La nave-quarantena diventa una discoteca. Cori, balli scatenati e musica a palla: pagano gli italiani (Video)


Di Cristina Gauri – Roma, 5 set – Non avranno esorbitanti qualifiche o titoli di studio: ma che ballerini, e che cantanti questi immigrati che attraversano il Mediterraneo per riversarsi entro in nostri confini. Hanno il titolo professionale a malapena per raccogliere ortaggi ma il moonwalking lo ballano benissimo – soprattutto se c’è da festeggiare l’imminente sbarco a bordo dei barconi o addirittura delle lussuosissime navi-quarantena pagate dallo Stato. Ma bisogna capirli, hanno tutto da festeggiare, al contrario nostro: arrivano nel nostro Paese per essere coccolati e nutriti a spese degli italiani, quegli italiani in ginocchio per la crisi e vessati da misure dittatoriali per contrastare l’emergenza sanitaria.

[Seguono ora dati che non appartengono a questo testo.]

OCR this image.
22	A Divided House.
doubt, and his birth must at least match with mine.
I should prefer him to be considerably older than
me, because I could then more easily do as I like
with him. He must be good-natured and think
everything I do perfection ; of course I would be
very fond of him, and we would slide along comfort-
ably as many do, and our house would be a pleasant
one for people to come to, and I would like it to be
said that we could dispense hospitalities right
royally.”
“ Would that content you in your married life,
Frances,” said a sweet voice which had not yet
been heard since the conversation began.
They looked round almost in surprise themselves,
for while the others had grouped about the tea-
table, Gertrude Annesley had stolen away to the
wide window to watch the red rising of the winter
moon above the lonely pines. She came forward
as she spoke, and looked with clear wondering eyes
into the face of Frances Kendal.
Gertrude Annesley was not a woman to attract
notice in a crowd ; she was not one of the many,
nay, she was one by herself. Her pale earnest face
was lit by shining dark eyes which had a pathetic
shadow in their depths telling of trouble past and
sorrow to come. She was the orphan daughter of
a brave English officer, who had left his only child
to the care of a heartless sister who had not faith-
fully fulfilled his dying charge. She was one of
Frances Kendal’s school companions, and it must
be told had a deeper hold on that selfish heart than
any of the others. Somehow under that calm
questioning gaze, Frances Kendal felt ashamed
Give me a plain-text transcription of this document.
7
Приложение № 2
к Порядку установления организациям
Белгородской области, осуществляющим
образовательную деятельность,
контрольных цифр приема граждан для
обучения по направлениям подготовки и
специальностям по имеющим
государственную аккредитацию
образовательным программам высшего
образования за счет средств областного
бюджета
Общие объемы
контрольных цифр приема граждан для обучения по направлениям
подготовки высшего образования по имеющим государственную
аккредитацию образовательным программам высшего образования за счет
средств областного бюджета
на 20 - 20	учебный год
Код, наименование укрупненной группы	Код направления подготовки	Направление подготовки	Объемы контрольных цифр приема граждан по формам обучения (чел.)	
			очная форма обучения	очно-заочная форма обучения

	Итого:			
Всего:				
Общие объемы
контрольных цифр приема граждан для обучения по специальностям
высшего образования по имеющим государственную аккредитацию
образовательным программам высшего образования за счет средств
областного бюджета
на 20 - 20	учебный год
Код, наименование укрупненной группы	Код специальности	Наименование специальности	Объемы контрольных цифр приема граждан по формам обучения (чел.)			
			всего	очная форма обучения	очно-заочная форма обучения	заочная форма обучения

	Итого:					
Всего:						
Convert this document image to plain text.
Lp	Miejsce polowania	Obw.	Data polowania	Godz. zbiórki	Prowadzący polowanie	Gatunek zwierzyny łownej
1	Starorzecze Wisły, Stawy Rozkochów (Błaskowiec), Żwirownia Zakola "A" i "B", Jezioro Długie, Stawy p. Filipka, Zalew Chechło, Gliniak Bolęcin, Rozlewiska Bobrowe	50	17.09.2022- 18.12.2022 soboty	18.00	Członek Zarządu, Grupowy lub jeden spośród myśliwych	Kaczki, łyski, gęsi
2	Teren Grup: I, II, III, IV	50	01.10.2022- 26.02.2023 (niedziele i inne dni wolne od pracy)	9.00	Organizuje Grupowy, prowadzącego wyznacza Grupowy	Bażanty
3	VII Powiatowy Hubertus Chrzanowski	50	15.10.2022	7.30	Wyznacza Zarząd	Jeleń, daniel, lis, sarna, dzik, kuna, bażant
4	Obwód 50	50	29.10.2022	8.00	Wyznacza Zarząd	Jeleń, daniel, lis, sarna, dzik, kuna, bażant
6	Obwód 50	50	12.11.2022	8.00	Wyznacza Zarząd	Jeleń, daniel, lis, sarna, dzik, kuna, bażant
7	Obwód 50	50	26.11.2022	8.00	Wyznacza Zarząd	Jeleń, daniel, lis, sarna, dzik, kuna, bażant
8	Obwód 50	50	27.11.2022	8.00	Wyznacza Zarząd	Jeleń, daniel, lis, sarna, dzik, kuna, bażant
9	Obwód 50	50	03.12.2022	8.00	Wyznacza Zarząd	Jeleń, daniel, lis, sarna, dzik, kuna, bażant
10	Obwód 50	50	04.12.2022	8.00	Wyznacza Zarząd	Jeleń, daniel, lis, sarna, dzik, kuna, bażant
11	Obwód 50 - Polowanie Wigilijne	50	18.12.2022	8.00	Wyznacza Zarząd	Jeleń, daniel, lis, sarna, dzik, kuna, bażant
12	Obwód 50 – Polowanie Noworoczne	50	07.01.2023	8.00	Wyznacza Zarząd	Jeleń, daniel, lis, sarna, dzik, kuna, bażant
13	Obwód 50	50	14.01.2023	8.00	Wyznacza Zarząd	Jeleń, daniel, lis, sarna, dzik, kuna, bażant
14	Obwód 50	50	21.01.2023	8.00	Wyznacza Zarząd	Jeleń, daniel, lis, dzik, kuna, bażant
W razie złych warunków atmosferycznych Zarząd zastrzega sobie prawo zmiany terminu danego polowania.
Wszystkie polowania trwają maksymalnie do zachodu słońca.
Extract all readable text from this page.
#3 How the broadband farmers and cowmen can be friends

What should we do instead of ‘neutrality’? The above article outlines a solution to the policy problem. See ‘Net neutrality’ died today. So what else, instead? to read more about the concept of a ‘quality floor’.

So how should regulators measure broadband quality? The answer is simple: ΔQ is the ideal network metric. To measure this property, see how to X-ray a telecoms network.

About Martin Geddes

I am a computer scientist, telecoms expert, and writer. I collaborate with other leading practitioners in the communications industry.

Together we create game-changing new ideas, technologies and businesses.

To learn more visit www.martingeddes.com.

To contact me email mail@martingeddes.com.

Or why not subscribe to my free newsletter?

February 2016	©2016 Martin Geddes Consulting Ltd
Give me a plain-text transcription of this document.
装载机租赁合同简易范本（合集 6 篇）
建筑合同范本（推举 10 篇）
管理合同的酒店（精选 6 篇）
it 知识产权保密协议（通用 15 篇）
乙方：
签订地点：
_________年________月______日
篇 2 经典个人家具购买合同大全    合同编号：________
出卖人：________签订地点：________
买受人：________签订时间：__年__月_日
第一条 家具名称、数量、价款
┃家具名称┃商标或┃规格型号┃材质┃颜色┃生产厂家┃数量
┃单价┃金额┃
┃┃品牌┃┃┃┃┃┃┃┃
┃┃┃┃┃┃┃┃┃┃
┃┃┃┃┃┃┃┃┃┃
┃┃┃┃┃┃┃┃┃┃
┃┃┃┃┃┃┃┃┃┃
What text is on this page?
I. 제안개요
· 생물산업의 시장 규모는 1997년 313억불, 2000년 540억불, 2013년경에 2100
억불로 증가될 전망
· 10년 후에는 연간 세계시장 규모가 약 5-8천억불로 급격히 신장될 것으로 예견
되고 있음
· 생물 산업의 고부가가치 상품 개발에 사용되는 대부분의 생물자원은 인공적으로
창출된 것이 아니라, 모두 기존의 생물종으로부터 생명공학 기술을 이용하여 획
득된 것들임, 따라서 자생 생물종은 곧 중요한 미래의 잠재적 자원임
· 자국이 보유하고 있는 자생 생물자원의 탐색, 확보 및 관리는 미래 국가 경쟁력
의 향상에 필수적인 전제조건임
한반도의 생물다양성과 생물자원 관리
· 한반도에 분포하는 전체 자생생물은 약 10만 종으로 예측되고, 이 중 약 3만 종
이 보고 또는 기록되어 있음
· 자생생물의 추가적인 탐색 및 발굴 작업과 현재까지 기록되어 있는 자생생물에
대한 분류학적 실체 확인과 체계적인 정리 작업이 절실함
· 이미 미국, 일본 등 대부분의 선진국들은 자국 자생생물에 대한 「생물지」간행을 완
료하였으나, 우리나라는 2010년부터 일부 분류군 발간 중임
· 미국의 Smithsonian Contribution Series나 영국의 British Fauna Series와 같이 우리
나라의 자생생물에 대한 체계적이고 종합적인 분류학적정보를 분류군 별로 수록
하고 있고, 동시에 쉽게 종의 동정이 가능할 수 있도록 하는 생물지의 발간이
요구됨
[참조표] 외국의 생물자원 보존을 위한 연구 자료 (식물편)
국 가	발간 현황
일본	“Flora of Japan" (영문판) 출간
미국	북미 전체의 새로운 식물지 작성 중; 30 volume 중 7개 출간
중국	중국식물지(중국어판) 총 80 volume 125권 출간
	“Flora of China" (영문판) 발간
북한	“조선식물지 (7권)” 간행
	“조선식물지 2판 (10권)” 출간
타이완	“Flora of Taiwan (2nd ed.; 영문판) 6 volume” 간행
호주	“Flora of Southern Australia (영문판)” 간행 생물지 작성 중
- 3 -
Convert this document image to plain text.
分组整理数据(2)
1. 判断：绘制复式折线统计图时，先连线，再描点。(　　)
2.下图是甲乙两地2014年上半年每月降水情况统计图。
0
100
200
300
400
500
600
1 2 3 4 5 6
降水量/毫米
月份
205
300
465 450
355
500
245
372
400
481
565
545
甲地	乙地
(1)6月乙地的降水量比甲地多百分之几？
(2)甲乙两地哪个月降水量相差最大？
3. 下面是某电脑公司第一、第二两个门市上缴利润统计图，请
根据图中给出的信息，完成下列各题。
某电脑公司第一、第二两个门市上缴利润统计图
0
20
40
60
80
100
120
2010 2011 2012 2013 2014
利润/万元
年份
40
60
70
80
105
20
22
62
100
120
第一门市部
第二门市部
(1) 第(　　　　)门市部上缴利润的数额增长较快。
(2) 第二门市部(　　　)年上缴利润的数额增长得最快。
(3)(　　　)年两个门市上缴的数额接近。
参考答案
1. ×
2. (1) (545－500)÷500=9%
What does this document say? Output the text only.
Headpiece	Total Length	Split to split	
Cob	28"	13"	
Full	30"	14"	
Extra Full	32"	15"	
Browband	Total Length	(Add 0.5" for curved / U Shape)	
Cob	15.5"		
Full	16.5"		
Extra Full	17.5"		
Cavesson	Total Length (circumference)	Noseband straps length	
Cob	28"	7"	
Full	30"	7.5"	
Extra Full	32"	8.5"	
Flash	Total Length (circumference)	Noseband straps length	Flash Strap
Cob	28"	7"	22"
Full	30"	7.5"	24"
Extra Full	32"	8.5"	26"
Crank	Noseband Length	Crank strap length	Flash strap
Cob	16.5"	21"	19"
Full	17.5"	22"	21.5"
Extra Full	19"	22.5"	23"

Proprio in queste ultime ore l’account Twitter del sito RadioSavana ha pubblicato due video: il primo girato sulla nave quarantena Allegra, che ospita i 350 clandestini scaricati dalla Sea Watch 4, dove un gruppo di immigrati si scatena in danze e canti; nel secondo, alcuni immigrati nordafricani a bordo di un motoscafo intonano delle gioiose canzoni alla vista delle luci del porto nel quale attraccheranno.

Tutto questo mentre, secondo quanto riportano gli organi di stampa, il governo si appresta a riconoscere sgravi fiscali e la possibilità di dilazione delle tasse per quelle località che accoglieranno stranieri: una sorta di mossa della disperazione che da un lato finisce per certificare la totale mancanza di razionalità nella gestione dei flussi migratori, e dall’altro, la conclamata valenza economica degli immigrati. Mutui agevolati, tasse congelate, ecco la bandiera bianca sventolata dall’esecutivo davanti alla ripresa costante e incontrollata di sbarchi. D’altronde, le stesse navi fatte stazionare al largo delle coste per ospitare i nuovi immigrati che approdano sempre più copiosi, importano significativi costi per le tasche degli italiani, in un frangente delicatissimo: pandemia non del tutto scongiurata e primi morsi della crisi economica, soprattutto in terra di turismo quale è la Sicilia.